As he waited for a desk clerk to pick up the phone at the other motel, he asked conversationally, “So, do you have family around here?”
“No,” she said. “I don’t know anybody.”
That surprised him. Usually, they knew somebody.
“Well, then, what brings you out here in the middle of nowhere?”
He was pretty sure he knew what she was going to say, if she was honest enough to say it. When strangers showed up out of nowhere…sick strangers…it could only mean one thing, which was they’d somehow heard about the Virgin and they were here to see if they could get healed. It was amazing, he thought, how word could spread until his own little hometown got a reputation like it was some kind of one-stop shop for miracles.
“I’m going to the cemetery,” she said in her faint voice.

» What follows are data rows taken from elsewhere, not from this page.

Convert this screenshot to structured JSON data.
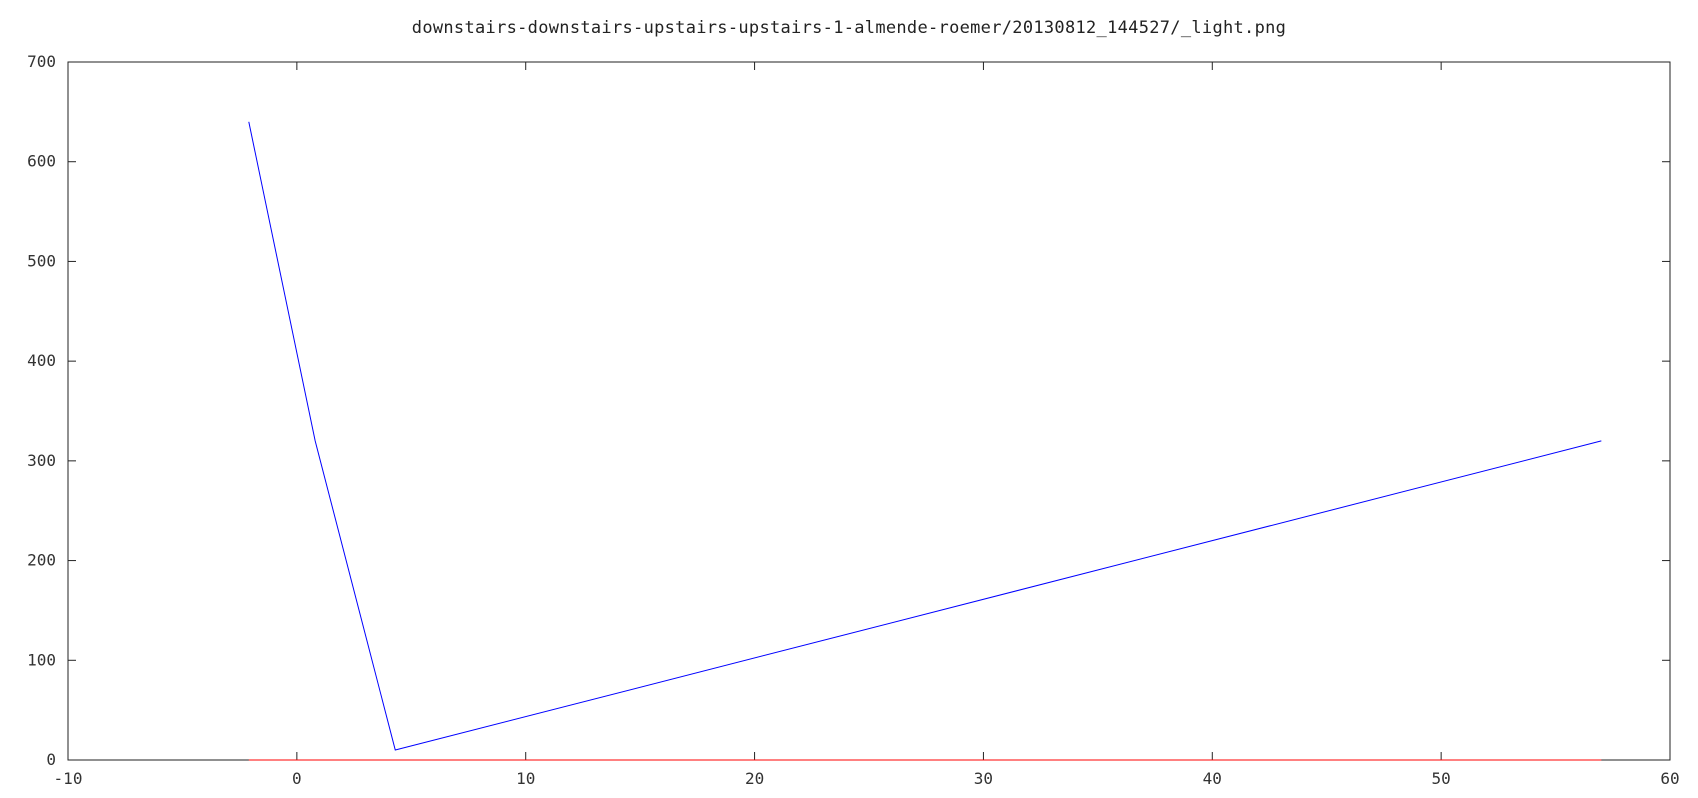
{
  "chart_data": {
    "type": "line",
    "title": "downstairs-downstairs-upstairs-upstairs-1-almende-roemer/20130812_144527/_light.png",
    "xlabel": "",
    "ylabel": "",
    "xlim": [
      -10,
      60
    ],
    "ylim": [
      0,
      700
    ],
    "xticks": [
      -10,
      0,
      10,
      20,
      30,
      40,
      50,
      60
    ],
    "yticks": [
      0,
      100,
      200,
      300,
      400,
      500,
      600,
      700
    ],
    "grid": false,
    "series": [
      {
        "color": "#0000ff",
        "x": [
          -2.1,
          0.8,
          4.3,
          57.0
        ],
        "y": [
          640,
          320,
          10,
          320
        ]
      },
      {
        "color": "#ff0000",
        "x": [
          -2.1,
          57.0
        ],
        "y": [
          0,
          0
        ]
      }
    ]
  }
}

“To see the Virgin?” he asked, with a sympathetic and knowing glance.
She looked embarrassed and even turned a little pink, but she nodded.
“How’d you hear about her?”
“The Internet.”
“Really!” This was a new one to him.
Again, she nodded. “There are chat rooms about…miracles.”
“I’ll be darned.”
“Is it true…about the miracles?”
“Well, I’ve heard some stories, that’s for sure.”
He was careful to be vague. On the one hand, he didn’t want to make any promises and get sued. But on the other hand, the Virgin, in her small way, was good for business. And in a small town in the heart of Kansas, they could use any commerce that came their way.